A wake word should be uncommon in everyday conversations at home or in media, such as music or TV, to minimize the risk of the device activating unintentionally. “Nabu”, “Jarvis”, and “Mycroft” are fairly unique words, as opposed to generic terms such as “computer” or “assist”. That makes these microWakeWord models perform well for most users.
In the future, we intend to match and then surpass the Big Tech voice assistants, but for now, this Preview Edition can not yet do everything those devices can. For some, the current capabilities of our voice assistant will be all they need; especially those who just want to set timers, manage their shopping list, and control their most used devices. For others, we understand they want to ask their voice assistant to make whale sounds or to tell them how tall Taylor Swift is - our voice assistant doesn’t do those things… yet.
Yes, if you plug an external speaker into the 3.5mm audio port. The built-in speaker is meant for voice feedback and is not optimized for listening to music, but the included DAC is capable of playing lossless audio on a suitable external speaker. We recommend using Music Assistant to control music playback.
Yes, if you have paid access to a supported cloud LLM or have a local LLM running on suitable hardware, it is possible to either fully replace our voice assistant’s conversation agent with an LLM or use it as a fallback for commands that Home Assistant does not understand natively.

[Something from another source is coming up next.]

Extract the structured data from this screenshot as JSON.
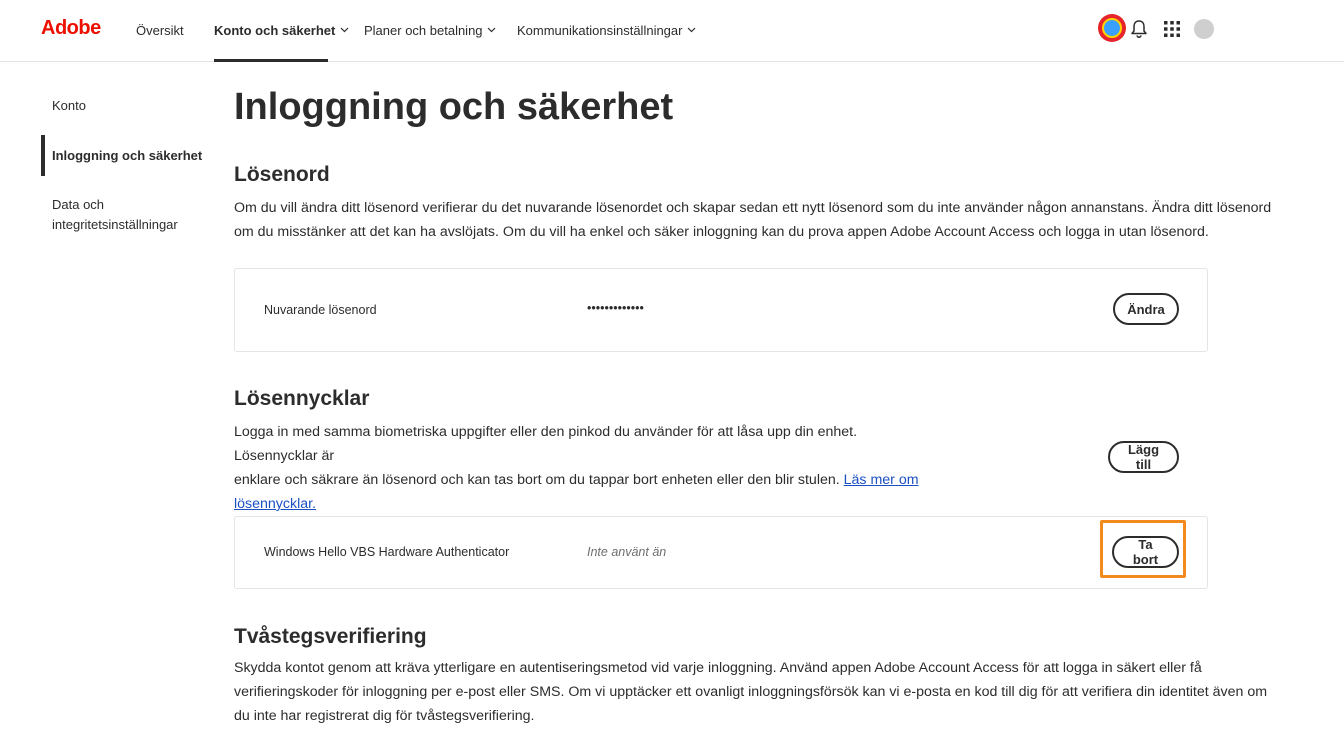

The benefit of this is being able to ask nearly any query that comes to mind, and speak commands in natural language. Just note, we consider the use of AI in the smart home to be experimental, and would recommend caution when letting it control important aspects of your home. Get started with AI and Assist.
No, the device does not come with a USB-C charger and cable. Sustainability is a core value of the Home Assistant project, and we do not wish to send more chargers or cables into the world when most users already own enough of these.
You can find an overview of everything you can say to the device in our documentation. You may need to expose some devices manually to Assist, in order to let this device control them.